6. Maintain Your Memory 

Your brain isn't a muscle, but it can still benefit from a good workout. "It's called mental aerobics," Peeke says. Doing sudoku puzzles, learning a new language, or going to a museum with friends all can be part of your cognitive fitness program. Just as you alternate between cardio and strength training when you exercise your body, mix up your mental routine. 

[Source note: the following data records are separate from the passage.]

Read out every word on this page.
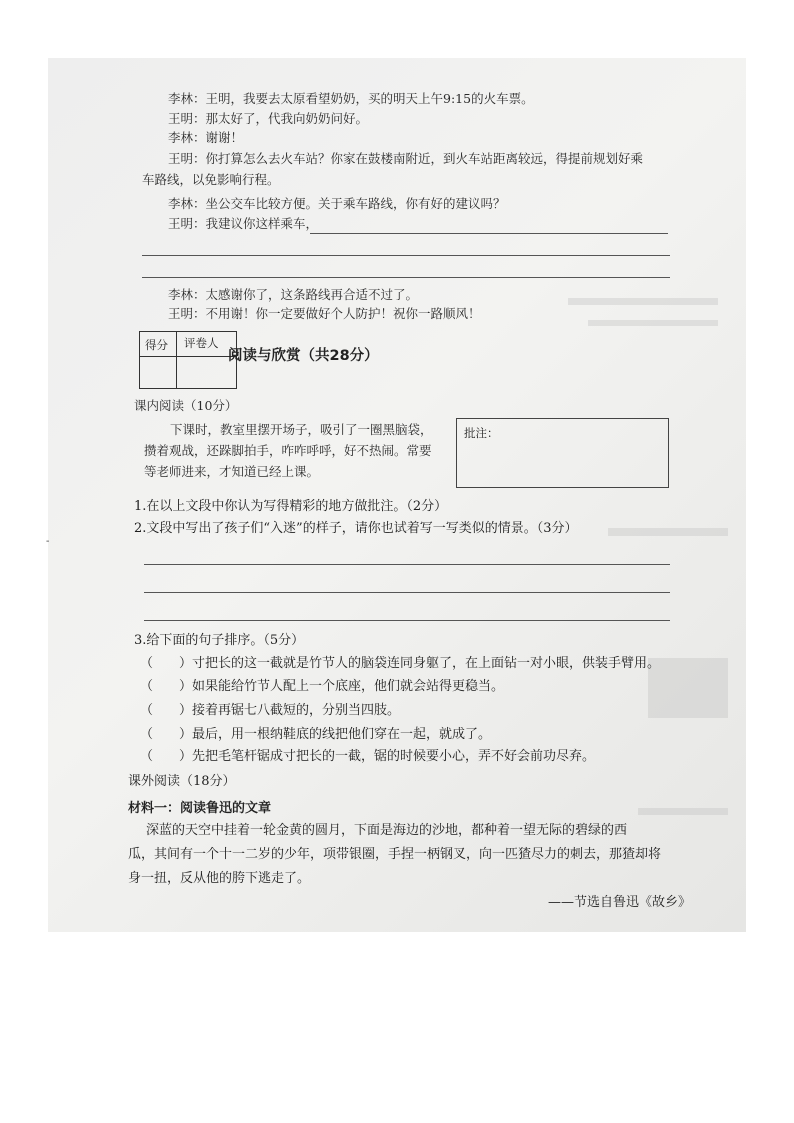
李林：王明，我要去太原看望奶奶，买的明天上午9:15的火车票。
王明：那太好了，代我向奶奶问好。
李林：谢谢！
王明：你打算怎么去火车站？你家在鼓楼南附近，到火车站距离较远，得提前规划好乘
车路线，以免影响行程。
李林：坐公交车比较方便。关于乘车路线，你有好的建议吗？
王明：我建议你这样乘车，
李林：太感谢你了，这条路线再合适不过了。
王明：不用谢！你一定要做好个人防护！祝你一路顺风！
得分 评卷人
阅读与欣赏（共28分）
课内阅读（10分）
下课时，教室里摆开场子，吸引了一圈黑脑袋，
攒着观战，还跺脚拍手，咋咋呼呼，好不热闹。常要
等老师进来，才知道已经上课。
批注：
1.在以上文段中你认为写得精彩的地方做批注。（2分）
2.文段中写出了孩子们“入迷”的样子，请你也试着写一写类似的情景。（3分）
3.给下面的句子排序。（5分）
（　　）寸把长的这一截就是竹节人的脑袋连同身躯了，在上面钻一对小眼，供装手臂用。
（　　）如果能给竹节人配上一个底座，他们就会站得更稳当。
（　　）接着再锯七八截短的，分别当四肢。
（　　）最后，用一根纳鞋底的线把他们穿在一起，就成了。
（　　）先把毛笔杆锯成寸把长的一截，锯的时候要小心，弄不好会前功尽弃。
课外阅读（18分）
材料一：阅读鲁迅的文章
深蓝的天空中挂着一轮金黄的圆月，下面是海边的沙地，都种着一望无际的碧绿的西
瓜，其间有一个十一二岁的少年，项带银圈，手捏一柄钢叉，向一匹猹尽力的刺去，那猹却将
身一扭，反从他的胯下逃走了。
——节选自鲁迅《故乡》
-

"Build your brain reserve by challenging it and having it do things it's not used to doing," says Marie Savard, MD, an internist specializing in women's health and author of Ask Dr. Marie: Straight Talk and Reassuring Answers to Your Most Private Questions. In other words, if you work with numbers all day, do crossword puzzles at night. If you're normally right-handed, try eating with your left hand for a few days. 

While you're exercising your mind, don't forget to work out your body. Aerobic exercise boosts blood flow to parts of the brain that keep your memory sharp. Research finds that working out just three times a week could cut your risk of Alzheimer's by up to 40%.